Un jeune joueur qu’il connaît très bien s’élance avec le ballon sous le bras ; il se dirige vers l’en-but. Mais il y a quelque chose qui cloche : la zone d’essai s’est transformée en ravin. Une crevasse gigantesque et profonde. Le porteur de balle, inconscient du danger qui le guette, continue sa chevauchée fantastique. Tristan essaie de le prévenir : il hurle, tape sur la vitre. Aucun son ne s’échappe de sa bouche.

Il ne parviendra pas à empêcher le drame.

Il a la sensation de ne plus pouvoir respirer.

Il se redresse brutalement et pousse un cri. Son cœur bat la chamade.
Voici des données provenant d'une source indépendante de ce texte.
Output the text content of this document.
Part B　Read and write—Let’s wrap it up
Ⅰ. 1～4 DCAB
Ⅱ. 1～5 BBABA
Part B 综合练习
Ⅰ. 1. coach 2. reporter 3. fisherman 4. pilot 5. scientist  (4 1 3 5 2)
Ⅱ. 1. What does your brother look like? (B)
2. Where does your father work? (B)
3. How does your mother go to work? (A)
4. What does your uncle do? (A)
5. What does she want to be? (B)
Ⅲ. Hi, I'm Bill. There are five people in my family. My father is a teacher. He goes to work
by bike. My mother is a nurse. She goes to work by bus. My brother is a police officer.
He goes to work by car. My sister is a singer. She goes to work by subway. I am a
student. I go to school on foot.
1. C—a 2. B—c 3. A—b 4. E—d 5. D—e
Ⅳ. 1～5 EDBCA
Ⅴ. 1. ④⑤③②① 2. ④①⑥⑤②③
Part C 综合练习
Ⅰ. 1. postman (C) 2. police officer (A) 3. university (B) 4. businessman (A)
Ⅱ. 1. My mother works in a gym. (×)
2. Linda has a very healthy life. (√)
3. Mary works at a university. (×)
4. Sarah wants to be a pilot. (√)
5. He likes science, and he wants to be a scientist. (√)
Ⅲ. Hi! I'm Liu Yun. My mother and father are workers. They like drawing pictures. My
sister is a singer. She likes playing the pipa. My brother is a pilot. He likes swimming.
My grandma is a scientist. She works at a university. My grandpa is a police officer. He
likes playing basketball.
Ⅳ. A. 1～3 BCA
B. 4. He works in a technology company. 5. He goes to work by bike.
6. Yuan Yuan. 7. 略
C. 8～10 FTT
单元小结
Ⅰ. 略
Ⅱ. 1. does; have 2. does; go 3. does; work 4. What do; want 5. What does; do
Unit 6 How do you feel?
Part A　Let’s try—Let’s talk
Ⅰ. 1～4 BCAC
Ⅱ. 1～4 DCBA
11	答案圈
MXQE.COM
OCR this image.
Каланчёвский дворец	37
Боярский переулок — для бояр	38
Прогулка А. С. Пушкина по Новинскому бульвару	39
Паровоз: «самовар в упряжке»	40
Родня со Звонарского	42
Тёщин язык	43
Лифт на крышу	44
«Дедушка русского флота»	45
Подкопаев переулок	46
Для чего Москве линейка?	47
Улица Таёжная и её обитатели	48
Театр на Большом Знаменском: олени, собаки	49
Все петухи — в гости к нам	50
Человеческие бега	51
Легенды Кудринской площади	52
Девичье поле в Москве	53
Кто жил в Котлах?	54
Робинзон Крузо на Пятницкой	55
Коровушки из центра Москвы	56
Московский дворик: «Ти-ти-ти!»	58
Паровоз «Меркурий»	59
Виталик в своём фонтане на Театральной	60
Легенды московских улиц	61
Ces cauchemars l’épuisent.

Jeudi 14 mars 2024, 3 h41

Nikita Arseniev dort peu. Cet agent de joueur réputé dans le milieu du basket dépasse rarement les quatre heures de sommeil. Il travaille surtout en Europe, mais il a quelques clients aux États-Unis et au Japon. Depuis quelque temps, il a diversifié son portefeuille avec des rugbymen et des hockeyeurs.

C’est assez rare qu’il se réveille ainsi pendant son sommeil. Mais il n’en a cure. Son précédent métier lui avait appris une technique très utile : s’endormir sur commande.

Comme les marins. Ou les militaires.

Il s’allonge sur le dos, et démarre le protocole qu’il maîtrise parfaitement.

Il commence par relâcher les muscles de son visage, de sa langue, de ses joues et de ses yeux. Il détend son cou, ses épaules, relâche ses bras positionnés le long de son corps, l’un après l’autre. Il fait de même avec ses membres inférieurs. Ensuite, il respire calmement en pensant à une image paisible ; pour lui, c’est le bruit de la pluie qui résonne sur une véranda tandis qu’il est tranquillement allongé dans un fauteuil, avec une vue imprenable sur une immense forêt.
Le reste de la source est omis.